By Jeremy Bennett, Community Partnerships Manager at SRNA
“CCK! How do you feel?”
If everyone around is staring at you now because you just spontaneously yelled, “we feel so good” and started clapping in rhythm, chances are you’ve been to SRNA Quality of Life Family Camp. If you haven’t been to camp at The Center for Courageous Kids and you have a child diagnosed with a rare neuroimmune disorder, keep reading to learn why this is one of our favorite weeks of the year, and start making plans for 2019!
Last fall, I joined the Transverse Myelitis Association as the Community Partnerships Manager. One of my first weeks on the job was during the Rare Neuroimmune Disorders Symposium. I met so many members and their families. One of the topics that came up the most that weekend was Family Camp. People wanted to know what it was, when it was, and how they could attend. Everyone (SRNA staff included) talked about it with a certain energy that is seldom seen in adults; a throwback to those nights before holidays where the anticipation makes it impossible not to smile.
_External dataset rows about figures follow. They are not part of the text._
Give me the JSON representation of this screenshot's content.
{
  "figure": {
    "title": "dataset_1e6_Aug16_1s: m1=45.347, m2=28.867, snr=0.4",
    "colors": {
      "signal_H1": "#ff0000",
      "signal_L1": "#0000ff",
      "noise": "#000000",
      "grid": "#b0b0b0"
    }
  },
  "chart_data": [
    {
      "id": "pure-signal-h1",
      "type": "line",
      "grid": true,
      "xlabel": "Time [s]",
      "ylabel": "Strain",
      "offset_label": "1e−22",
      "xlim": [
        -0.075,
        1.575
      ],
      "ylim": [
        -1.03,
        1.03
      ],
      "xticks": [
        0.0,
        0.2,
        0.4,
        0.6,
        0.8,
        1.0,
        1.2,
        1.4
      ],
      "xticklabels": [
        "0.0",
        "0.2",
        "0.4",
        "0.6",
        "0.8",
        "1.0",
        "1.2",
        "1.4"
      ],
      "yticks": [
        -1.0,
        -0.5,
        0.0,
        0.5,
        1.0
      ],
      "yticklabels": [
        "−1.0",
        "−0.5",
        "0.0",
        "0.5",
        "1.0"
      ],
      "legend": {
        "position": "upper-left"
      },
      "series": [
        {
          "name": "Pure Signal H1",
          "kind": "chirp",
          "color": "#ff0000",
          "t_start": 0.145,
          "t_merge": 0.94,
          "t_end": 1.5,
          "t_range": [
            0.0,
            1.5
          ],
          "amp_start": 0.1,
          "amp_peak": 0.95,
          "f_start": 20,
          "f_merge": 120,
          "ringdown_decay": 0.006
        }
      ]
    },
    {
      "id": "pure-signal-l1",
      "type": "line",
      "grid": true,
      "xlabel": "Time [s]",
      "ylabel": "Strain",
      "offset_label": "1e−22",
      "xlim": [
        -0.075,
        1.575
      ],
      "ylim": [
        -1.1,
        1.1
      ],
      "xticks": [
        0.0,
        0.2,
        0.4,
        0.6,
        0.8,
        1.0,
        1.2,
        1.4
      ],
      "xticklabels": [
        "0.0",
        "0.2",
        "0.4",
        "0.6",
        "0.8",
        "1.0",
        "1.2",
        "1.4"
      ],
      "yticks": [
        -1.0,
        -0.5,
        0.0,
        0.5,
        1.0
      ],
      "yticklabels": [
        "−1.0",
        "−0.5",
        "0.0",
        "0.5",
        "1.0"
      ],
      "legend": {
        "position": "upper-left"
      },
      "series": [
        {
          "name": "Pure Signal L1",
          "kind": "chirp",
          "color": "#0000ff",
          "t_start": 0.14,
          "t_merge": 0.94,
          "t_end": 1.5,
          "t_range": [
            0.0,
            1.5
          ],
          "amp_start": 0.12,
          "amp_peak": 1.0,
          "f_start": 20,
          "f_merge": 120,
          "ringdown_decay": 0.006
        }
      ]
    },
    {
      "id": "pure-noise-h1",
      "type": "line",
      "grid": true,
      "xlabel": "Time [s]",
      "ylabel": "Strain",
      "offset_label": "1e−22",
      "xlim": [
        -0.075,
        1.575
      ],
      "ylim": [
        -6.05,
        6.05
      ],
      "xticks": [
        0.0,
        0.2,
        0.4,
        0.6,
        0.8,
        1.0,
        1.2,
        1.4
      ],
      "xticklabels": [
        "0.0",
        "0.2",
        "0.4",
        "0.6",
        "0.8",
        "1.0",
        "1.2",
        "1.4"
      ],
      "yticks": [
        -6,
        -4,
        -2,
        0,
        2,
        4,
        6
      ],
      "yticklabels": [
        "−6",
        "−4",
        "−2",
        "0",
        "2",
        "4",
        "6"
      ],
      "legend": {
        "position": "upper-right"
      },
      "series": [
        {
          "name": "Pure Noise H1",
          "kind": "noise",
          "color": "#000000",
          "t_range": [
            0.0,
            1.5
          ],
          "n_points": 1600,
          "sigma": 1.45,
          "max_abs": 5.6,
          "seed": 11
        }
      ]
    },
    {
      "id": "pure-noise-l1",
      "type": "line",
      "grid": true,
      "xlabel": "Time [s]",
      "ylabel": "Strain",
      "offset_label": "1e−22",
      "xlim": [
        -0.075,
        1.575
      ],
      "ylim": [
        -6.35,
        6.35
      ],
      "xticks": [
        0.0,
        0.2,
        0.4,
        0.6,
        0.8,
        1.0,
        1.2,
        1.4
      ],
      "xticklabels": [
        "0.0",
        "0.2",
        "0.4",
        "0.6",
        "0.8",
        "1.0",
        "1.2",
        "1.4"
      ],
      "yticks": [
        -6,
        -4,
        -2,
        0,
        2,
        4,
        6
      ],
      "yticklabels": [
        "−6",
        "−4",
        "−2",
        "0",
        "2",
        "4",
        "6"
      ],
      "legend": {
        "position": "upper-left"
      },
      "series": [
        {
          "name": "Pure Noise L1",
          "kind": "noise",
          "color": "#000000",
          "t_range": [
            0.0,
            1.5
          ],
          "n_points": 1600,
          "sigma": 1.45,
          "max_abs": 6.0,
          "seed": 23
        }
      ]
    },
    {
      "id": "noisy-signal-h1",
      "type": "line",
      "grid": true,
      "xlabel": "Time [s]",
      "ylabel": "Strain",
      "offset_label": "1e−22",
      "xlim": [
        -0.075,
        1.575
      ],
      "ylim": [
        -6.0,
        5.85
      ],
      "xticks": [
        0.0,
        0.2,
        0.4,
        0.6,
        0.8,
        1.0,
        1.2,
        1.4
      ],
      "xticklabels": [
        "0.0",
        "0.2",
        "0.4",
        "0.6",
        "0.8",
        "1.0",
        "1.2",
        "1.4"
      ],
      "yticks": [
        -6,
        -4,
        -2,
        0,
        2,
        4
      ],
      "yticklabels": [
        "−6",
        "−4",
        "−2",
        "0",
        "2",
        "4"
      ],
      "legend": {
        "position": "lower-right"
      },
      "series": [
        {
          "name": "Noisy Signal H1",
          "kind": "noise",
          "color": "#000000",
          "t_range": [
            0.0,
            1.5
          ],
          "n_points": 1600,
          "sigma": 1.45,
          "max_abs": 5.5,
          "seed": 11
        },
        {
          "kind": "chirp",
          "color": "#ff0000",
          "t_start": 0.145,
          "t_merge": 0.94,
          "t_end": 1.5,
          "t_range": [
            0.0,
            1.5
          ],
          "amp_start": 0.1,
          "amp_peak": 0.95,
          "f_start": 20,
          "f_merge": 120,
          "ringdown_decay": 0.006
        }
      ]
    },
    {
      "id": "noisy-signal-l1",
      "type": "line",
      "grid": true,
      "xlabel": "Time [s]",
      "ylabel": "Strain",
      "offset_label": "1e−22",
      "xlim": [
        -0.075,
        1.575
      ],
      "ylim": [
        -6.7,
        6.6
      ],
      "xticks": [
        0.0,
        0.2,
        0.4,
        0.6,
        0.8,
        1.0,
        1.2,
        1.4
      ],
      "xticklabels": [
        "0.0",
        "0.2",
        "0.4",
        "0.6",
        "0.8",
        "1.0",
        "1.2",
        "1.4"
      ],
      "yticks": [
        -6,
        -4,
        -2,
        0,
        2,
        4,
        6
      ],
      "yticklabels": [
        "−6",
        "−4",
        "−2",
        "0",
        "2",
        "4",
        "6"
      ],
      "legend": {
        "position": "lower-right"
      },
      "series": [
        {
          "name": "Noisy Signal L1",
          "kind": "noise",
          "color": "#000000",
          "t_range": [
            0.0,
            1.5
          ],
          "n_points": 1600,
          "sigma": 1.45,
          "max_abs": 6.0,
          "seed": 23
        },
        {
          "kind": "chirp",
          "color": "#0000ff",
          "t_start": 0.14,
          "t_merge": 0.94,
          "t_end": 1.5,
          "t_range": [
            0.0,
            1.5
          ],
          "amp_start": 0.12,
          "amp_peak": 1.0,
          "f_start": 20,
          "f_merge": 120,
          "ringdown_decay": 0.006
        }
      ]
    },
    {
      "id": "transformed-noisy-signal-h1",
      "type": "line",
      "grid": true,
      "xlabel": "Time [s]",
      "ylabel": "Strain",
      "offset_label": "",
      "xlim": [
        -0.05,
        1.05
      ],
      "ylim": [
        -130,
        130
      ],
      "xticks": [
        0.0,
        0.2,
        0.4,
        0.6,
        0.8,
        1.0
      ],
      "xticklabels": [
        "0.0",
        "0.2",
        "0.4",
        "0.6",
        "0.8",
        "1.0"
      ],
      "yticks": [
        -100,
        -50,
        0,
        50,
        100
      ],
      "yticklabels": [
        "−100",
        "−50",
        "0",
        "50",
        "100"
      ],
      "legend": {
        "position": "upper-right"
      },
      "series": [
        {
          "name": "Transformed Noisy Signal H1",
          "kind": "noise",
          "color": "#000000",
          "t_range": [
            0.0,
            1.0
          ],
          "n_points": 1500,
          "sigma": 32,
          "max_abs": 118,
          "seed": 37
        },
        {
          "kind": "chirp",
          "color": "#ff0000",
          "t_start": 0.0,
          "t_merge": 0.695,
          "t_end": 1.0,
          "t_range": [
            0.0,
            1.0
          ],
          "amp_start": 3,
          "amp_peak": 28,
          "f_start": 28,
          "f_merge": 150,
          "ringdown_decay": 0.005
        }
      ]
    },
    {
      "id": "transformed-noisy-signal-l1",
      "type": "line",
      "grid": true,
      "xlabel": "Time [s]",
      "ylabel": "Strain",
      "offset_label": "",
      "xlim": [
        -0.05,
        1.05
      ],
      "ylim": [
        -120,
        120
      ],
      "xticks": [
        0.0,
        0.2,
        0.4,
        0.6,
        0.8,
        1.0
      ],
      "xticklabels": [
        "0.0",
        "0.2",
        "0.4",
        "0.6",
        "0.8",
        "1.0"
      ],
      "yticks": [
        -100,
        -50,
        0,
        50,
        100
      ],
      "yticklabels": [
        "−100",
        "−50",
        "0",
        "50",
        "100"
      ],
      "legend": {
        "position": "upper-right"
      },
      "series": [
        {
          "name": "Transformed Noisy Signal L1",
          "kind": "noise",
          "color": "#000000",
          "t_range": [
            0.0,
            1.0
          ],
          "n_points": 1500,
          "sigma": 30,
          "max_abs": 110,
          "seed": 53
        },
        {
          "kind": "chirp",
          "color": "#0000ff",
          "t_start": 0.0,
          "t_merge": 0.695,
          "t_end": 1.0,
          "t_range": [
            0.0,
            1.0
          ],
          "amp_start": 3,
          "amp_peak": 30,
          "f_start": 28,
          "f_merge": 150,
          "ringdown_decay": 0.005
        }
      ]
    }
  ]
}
I spent the next nine months wondering if the actual experience could live up to the expectations. I am happy to report I was not disappointed. In fact, my five days at camp exceeded everything I had hoped it would be. We often talk about how many of the people diagnosed with one of these disorders don’t know any else diagnosed with their same disorder, so it was amazing to watch these thirty-five families interact.
There was a look of recognition and comfort from many of the parents attending for the first time. There was also joy as they watched their kids dance, fish, ride horses, shoot watermelons with a bow and arrow, and just play. And then there was Messy Games! Remember that energy I mentioned earlier? It was in full force as parents, kids, and staff dumped green oatmeal, chocolate pudding, and other “messy” stuff on each other. A special shout-out to our clinicians and James T. Lubin Fellows for going all-in on the fun. I know there are shirts and shoes that didn’t make it back in the return luggage.
The whole week isn’t just about fun and games, though. Each day, while the campers were off with the CCK staff, the parents gathered in the dining hall for a two-hour education session with the medical staff. Experts in the fields of neurology, psychology, disability rights, and rehabilitation answered questions and learned from the parents.
The beauty of a place like CCK is that there is something for everyone. At times, I sat back and watched as campers participated in arts and crafts, music therapy, and Stage Night (where songs were sung, jokes were told, and princesses were crowned). At other times, I jumped in and played basketball, paddled around the pond in a canoe, and baited fishing hooks (who knew catfish liked hot dogs?). During it all, a strange thing happened. I stopped noticing the wheelchairs, walking aides, and other signs of a disability and started to see the campers as just that…campers. I suppose that’s the point of Family Camp. It’s a place where these kids can go and not have to answer questions about why they are in a chair or have a surgery scar on their arm. It’s a place where they can go bowling, braid a horse’s mane, and most importantly, throw green oatmeal at their parents.
So when someone says, “CCK! How do you feel?”, we mean it when we say we feel so good.